Yeah, it's very complex. And Deb and I went to school for a long time to learn about this. So we're gonna try our best to teach you in a little bit more layman's terms, so it's not so confusing. Again, like Deb just talked about the breathing. I can relate, like it's not an easy practice. So the more you practice it, it does get easier. But I wanted to add, Deb, that we're gonna include in the show notes kind of a visual of what we're talking about, like this nervous system pain cycle and uh kind of how it can show up in your body and the different stress hormones that can contribute to this ongoing cycle that disrupts sleep and all the things. So uh we'll include that. Or if you want to just kind of Google pain cycle and look for images on the internet, that works too. There's a ton out there. But I think kind of as we close this, we want you to know that your body is not working against you, but it might be working over time to protect you.

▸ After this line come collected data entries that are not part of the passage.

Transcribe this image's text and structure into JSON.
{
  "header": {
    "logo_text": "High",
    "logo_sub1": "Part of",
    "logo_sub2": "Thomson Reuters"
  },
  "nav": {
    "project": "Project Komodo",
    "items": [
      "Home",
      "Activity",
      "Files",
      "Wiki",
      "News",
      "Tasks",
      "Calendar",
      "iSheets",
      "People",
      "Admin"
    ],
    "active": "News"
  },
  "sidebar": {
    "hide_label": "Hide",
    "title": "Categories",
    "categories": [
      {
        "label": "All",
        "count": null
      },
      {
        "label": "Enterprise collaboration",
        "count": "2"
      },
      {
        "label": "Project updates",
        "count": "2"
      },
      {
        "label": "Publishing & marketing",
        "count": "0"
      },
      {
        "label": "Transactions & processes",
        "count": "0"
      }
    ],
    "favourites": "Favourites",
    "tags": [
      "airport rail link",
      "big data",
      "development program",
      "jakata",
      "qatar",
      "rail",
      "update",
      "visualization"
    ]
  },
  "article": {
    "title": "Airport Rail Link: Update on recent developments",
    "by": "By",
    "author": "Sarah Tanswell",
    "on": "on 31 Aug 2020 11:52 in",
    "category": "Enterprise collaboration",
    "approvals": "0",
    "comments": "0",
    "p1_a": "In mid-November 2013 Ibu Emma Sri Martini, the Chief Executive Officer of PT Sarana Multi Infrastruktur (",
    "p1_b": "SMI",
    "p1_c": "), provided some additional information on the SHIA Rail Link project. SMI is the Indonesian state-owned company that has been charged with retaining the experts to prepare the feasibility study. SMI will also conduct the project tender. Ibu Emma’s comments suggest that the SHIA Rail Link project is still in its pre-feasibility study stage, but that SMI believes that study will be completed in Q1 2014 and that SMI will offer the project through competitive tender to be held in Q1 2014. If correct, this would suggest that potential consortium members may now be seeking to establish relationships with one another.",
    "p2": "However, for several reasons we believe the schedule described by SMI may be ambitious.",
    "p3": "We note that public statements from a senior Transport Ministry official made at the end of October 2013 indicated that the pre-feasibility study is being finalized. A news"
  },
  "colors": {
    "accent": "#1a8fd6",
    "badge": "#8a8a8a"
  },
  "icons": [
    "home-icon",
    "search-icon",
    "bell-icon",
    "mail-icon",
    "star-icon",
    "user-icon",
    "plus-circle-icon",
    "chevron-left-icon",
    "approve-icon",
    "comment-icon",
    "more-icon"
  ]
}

So, kind of one of the take-home messages, too, that we'll continue to talk about is the goal isn't to keep fighting your symptoms, but we want you to help you understand them and be able to slowly teach your nervous system that it's safe to turn that volume down on the alarm. Awesome. With that, we'll sign off and we'll see you next time. All right. See you next time .

Deb Timmerman

The Less Stressed Life podcast is for informational and educational. Purposes only and is not a substitute for professional medical advice, diagnosis, or treatment. Listening does not establish a provider-patient relationship. Always consult your physician or qualified health care provider with questions about your health or before making changes to your care. Do not delay seeking medical advice because of something you heard here. If you are experiencing a medical emergency, seek immediate care or call 911.